Bienvenue, tantie Béa !

Depuis le 9 juillet dernier, Béatrice Damiba, jusque-là ambassadeur extraordinaire et plénipotentiaire du Burkina Faso auprès de la République d'Autriche, a succédé à Luc Adolphe Tiao à la tête du Conseil supérieur de la communication (CSC). Comme les professionnels de plus de 40 ans le savent, elle est du métier. Ceux qui ne le savent pas ont pu connaître ses états de service grâce à la presse. C'est à une doyenne que l'on aura affaire.

Cela étant, il est légitime de se demander si Tantie Béa ou Koro Béa, comme l'appellent ses intimes, est la personnalité qu'il fallait à ce poste. Avant de répondre à cette interrogation, il est important d'examiner les deux éléments constitutifs de tout individu, à savoir ses forces, d'une part, et, d'autre part, ses faiblesses, sans animosité et sans acrimonie.

Peut-être faut-il préciser que sur un plan purement subjectif, nous sommes ravi par cette nomination, car c'est une partie de nous-même que nous retrouvons au CSC, dans la mesure où c'est elle qui, en 1990, en tant que ministre de l'Information et de la Culture, nous a proposé à la nomination, par Blaise Compaoré, au poste de directeur des rédactions des Editions Sidwaya.

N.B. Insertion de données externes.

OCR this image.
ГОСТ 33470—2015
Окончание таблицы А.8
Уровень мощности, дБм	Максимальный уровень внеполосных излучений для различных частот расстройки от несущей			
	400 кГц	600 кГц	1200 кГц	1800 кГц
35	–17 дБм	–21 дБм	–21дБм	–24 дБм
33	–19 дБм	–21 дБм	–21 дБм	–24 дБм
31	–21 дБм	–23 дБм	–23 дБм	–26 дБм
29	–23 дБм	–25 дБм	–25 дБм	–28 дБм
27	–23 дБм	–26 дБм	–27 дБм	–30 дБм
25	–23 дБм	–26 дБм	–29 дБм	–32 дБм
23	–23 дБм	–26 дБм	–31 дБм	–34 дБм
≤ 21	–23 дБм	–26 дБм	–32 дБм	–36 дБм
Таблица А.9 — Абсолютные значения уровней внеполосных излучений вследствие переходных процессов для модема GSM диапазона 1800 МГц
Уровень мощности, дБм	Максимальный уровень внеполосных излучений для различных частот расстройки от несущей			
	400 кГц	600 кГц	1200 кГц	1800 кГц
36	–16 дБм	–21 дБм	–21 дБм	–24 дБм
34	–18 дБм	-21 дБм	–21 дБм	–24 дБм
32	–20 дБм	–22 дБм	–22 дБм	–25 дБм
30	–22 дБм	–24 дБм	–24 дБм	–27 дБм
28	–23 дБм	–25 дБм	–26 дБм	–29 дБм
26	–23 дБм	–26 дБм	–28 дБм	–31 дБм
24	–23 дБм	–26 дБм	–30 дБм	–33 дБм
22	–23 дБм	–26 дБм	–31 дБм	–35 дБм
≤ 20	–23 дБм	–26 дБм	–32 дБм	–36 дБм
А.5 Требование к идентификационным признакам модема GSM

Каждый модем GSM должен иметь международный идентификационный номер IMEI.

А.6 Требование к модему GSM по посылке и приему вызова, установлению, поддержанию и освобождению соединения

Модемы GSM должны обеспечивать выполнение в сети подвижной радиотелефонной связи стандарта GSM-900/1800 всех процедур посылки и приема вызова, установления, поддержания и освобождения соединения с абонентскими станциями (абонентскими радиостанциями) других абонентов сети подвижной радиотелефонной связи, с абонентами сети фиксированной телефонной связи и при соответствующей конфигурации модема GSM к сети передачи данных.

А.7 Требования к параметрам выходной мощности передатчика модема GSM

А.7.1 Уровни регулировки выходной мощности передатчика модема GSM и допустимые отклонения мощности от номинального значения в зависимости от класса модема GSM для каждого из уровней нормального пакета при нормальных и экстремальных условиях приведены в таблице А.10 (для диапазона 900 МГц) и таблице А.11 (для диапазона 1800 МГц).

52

C'était la première fois que nous avions une telle promotion. Ce ne sont pas des choses que l'on oublie. Cependant, cela ne peut pas et ne doit pas éroder le souci de lucidité et de discernement dans la situation présente. Cela, pour deux raisons : d'un côté, en démocratie, il est impérieux pour les citoyens de faire l'effort de se dire les choses de manière honnête et sincère.

Nous ne prétendons pas que ce qui est nécessaire est forcément vrai. Nous sous-entendons seulement que les sentiments méritent d'être connus afin d'agir en conséquence ; de l'autre, le meilleur service que l'on peut rendre à un serviteur de la république, qui plus, est a été le premier à reconnaître votre mérite professionnel, c'est d'être ce conseiller informel qui attire son attention sur ses forces et (ce qui apparaît au moins comme) ses faiblesses.

Les forces de Béatrice Damiba

Nous avons connu la nouvelle président du CSC en pleine Révolution démocratique et populaire, mais, à cause des vicissitudes et des aléas de la vie, nous ne nous sommes plus revus depuis 1994. Ce que nous dirons d'elle, en bien ou en mal, peut relever de l'erreur de nos jours, car l'une des principales caractéristiques du genre humain, c'est le changement, aussi bien anatomique et physiologique que psychologique et caractériel.

Cela dit, Béatrice Damiba est une femme de principe et de rigueur, qui ne sait pas cacher ses sentiments et qui n'use pas d'euphémisme pour dire ce qu'elle pense.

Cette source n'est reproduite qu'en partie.